Appointment Creation Details

Preface

This document describes what happens after a Schedule Visitor successfully creates an appointment.

What Happened?

In the appointment creation workflow, your actions told the Scheduling Assistant who you wanted to meet with and at what time. The Scheduling Assistant previously collected Preferences from the person you are meeting with when they registered as a Schedule Owner. These preferences include the Location of the meeting and the format for the meeting's title.

The Scheduling Assistant uses all of this to create an event in the Schedule Owner's calendar. The Schedule Owner is the ORGANIZER. The Schedule Visitor (you) is added as an ATTENDEE of the event, and it tells the Calendar Server that you have "accepted the invitation."

The Scheduling Assistant then automatically sends an email message including the event details to both parties to notify that the event was created.

If the Schedule Owner set the Scheduling Assistant preference to send an email reminder, a record is set up to send that message to the Schedule Visitor with the details of the event at the desired time.

If you log into the calendar service as the Schedule Owner, you'll see that you own the event and can manipulate any of these details after the fact.

If you log into the calendar service as the Schedule Owner, you'll see the event in your agenda, and you'll only be able to change your participation status. The Scheduling Assistant offers you the ability to cancel appointments you created through this workflow.

For Deployers

How the Scheduling Assistant constructs the events that are stored in the Calendar Server is defined by the IEventUtils interface.
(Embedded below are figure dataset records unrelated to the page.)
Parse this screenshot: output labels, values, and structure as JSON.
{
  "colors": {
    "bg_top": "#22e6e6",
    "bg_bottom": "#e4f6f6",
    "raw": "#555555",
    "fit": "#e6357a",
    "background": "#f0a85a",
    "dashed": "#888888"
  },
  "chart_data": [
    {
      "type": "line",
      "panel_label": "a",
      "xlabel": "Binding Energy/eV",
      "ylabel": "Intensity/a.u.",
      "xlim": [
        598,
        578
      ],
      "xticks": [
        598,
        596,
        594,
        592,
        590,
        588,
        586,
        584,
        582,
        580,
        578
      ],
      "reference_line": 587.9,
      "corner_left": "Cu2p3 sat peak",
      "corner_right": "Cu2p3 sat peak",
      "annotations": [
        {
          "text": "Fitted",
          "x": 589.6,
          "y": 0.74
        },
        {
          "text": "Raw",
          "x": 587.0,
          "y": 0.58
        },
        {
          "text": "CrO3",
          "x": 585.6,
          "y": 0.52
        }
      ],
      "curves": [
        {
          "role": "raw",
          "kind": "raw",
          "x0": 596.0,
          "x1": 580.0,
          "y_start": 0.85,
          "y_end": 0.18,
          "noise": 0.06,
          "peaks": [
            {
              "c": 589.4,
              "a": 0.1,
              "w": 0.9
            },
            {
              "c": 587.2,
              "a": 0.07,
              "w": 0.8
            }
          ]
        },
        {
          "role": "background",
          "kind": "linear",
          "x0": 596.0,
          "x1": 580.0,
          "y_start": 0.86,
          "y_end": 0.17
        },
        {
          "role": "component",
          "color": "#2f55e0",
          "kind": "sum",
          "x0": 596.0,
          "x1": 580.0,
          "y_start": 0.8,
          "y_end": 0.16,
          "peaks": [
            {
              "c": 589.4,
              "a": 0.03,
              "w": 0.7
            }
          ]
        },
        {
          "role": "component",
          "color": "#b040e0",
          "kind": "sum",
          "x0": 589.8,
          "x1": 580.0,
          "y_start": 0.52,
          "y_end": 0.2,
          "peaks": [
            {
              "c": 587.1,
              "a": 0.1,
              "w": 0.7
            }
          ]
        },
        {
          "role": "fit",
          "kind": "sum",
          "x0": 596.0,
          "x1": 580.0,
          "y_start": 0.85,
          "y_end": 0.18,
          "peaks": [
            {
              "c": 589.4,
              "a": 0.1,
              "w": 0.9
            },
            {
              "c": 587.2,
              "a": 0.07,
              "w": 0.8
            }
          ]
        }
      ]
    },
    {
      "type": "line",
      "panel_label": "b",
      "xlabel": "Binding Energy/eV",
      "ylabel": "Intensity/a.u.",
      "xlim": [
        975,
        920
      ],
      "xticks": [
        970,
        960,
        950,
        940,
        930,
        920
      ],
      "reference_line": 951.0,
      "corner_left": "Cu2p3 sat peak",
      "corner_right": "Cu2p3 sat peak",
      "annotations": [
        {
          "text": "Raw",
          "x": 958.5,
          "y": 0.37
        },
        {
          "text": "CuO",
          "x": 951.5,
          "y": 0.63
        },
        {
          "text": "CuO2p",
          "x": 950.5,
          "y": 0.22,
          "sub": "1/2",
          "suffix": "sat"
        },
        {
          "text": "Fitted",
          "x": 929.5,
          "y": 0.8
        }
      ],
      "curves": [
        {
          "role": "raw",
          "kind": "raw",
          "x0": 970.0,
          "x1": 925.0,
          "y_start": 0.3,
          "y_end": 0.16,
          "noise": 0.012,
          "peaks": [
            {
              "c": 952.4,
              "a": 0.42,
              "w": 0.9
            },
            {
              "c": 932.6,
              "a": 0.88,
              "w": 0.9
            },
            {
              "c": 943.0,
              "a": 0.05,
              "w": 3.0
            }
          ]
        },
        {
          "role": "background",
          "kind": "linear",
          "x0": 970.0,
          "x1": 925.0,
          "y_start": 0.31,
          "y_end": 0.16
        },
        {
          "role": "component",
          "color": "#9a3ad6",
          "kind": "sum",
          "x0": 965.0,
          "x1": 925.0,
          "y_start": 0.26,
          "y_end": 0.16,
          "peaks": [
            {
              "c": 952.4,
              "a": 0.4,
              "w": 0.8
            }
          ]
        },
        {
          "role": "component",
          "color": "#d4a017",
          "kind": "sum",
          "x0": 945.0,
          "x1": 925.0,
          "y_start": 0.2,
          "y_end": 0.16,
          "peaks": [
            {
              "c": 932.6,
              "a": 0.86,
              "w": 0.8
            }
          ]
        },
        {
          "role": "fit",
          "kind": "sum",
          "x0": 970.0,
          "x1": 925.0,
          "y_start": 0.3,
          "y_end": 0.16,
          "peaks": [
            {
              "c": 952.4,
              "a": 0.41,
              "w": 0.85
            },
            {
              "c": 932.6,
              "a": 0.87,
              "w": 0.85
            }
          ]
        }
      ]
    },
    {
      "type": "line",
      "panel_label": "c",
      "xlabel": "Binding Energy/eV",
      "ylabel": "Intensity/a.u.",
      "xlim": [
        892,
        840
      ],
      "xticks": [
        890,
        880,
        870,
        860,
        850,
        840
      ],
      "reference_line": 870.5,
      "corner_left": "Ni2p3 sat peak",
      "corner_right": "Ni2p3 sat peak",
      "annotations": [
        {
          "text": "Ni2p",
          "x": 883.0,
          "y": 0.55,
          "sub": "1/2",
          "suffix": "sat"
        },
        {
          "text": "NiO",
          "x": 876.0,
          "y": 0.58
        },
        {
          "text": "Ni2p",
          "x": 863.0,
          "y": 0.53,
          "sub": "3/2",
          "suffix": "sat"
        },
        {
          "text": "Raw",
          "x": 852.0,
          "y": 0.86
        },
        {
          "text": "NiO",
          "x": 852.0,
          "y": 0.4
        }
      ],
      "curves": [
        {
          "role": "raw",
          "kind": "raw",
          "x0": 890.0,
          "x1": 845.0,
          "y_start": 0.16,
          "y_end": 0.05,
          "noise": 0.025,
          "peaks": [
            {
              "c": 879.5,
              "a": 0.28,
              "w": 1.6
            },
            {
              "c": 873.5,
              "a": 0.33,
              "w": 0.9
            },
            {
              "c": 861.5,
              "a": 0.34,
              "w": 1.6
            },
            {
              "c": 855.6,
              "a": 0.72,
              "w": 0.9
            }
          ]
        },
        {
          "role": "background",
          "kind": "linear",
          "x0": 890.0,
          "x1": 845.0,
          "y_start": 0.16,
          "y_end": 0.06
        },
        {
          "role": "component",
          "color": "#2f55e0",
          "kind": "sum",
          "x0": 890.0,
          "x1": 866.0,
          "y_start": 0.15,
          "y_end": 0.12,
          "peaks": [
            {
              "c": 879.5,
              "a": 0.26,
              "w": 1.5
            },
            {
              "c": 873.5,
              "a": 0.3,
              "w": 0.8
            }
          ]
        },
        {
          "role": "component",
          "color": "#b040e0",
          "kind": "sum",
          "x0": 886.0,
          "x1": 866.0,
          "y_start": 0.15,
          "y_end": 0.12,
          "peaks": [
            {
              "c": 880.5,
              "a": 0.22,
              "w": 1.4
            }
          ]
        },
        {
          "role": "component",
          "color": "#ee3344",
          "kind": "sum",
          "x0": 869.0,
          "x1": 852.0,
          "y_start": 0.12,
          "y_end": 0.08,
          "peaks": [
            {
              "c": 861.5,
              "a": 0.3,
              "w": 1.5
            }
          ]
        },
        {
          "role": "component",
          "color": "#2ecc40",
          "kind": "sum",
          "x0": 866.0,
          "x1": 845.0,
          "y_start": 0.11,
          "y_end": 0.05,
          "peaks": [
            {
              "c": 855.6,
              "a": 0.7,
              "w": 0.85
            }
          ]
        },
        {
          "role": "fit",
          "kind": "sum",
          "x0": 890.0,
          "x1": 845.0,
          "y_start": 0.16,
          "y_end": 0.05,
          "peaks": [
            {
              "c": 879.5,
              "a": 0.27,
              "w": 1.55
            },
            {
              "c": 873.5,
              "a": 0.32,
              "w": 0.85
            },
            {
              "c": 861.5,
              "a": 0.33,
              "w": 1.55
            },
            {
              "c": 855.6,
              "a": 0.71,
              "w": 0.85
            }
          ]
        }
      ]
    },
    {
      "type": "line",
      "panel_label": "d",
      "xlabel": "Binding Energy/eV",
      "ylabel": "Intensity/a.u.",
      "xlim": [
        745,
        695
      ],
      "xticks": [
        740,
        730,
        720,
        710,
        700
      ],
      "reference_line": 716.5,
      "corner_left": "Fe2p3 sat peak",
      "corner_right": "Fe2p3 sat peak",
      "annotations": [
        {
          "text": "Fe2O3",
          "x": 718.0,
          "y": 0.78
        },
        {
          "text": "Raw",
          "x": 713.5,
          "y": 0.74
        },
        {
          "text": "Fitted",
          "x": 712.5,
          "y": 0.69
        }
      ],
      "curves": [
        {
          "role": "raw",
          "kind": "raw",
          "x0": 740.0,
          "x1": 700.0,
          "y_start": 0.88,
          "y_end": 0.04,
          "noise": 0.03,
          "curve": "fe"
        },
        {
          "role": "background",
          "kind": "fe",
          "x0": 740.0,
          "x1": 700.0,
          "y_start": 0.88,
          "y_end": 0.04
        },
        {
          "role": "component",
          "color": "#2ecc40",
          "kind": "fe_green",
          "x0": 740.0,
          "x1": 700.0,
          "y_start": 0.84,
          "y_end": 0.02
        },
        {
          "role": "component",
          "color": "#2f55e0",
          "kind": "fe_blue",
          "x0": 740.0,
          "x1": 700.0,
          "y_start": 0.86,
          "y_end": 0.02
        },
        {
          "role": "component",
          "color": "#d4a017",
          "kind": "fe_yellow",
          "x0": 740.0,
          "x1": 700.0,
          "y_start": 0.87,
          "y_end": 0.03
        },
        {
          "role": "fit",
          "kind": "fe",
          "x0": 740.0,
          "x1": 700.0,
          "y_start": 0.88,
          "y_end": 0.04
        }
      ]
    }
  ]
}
The default implementations perform all of the above, but can be easily extended to further modify the event.

For example, the University of Wisconsin extends the IEventUtils interface such that if the appointment being created involves a certified Academic Advisor and a student, one of the student's identifying attributes in our student administration system is appended to the end of the event description. This was specifically requested by Academic Advisors on our campus; having this information in the appointment helps the advisor prepare in advance for the meeting by being able to look up the student's detailed records.

It is also possible to implement an EventListener that can perform additional actions asynchronously after an event is successfully created. The immediate email notification and reminder setup mechanisms described above are implemented in this fashion.